As you read, be mindful that this is about enthusiasm, perseverance and salvation over talent and craft. I believe without a compass, this story in its structure and format may break, push and transcend borders. It may be a story written about writing, where there is no delineation between fiction, non-fiction, memoir, the short story, the novel, and prose poetry. It is a story written for the oral tradition, to be enlivened and integrated into current life, the one that you are leading, living, dying, and ignoring. In the end, what ever its form and diverse parts, it all frames one story.
“The question with us, in love, is to discover whether we have experienced conquest or surrender—or neither. Courage under ill-treatment is a woman’s theme, life-theme, and is of some interest, but not if there is too much of either.”
“Everything has come to me and been taken from me because of moving from place to place.”
“…I mourn and regret much…”
– Elizabeth Hardwick, Writing A Novel
A novel element of this piece is the changing name of the same heroine in different settings and episodes, meant to convey several messages. First, the similitudes of women and their stories, as well as between human beings; that in fact, one person’s story is the reality of another, save the insignificant factors meant to obscure and obfuscate. The names chosen are those known and of the author’s past. The names merge into traditional old-fashioned Caribbean monikers to bring into a bygone era through readers’ memories. Thirdly, the name changing signifies the claiming of our multiple truths and realities as well as that of shifting identities without it ever being about dishonesty, multiple personalities, buried parts of ourselves, for we are complex, some more than others. It is a validation of our multi-dimensionality.

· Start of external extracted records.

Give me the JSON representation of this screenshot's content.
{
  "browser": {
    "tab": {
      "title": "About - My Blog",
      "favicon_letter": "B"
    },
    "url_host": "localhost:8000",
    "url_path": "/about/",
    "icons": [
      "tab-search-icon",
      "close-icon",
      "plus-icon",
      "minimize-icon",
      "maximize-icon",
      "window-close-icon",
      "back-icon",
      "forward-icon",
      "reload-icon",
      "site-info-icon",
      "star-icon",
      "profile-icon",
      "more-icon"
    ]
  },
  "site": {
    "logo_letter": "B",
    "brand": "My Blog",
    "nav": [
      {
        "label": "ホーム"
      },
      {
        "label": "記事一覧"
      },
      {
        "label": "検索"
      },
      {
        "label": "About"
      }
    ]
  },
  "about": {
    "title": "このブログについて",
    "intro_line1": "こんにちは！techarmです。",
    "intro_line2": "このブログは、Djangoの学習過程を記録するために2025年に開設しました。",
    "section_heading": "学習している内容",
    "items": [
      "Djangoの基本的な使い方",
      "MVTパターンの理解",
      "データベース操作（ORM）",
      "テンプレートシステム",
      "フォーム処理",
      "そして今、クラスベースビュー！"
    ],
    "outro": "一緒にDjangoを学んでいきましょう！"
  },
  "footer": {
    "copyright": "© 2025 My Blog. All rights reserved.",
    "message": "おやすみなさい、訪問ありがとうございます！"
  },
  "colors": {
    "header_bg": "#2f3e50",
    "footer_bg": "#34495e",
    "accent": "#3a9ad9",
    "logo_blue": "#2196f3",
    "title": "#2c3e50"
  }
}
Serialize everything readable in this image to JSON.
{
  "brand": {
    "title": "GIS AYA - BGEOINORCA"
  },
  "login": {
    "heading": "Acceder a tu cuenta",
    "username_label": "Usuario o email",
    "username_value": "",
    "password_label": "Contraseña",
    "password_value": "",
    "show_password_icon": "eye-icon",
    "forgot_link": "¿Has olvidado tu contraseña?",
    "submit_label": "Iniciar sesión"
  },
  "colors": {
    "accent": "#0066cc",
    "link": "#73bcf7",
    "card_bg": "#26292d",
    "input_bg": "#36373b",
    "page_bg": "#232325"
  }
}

Looking back in reflection, this book and writing is about me coming home, like the Sankofa bird, returning to get bearings, with which to move forward. These experiences are of my return to “this place” that is Trinidad and Tobago: what it was in my mind, heart and ideals; romanticized and heralded. Ultimately, if I have told a good story, the undertow of everything I write will be an amalgamation by which the reader will have an understanding of the culture, its people, its phenomena. Perhaps.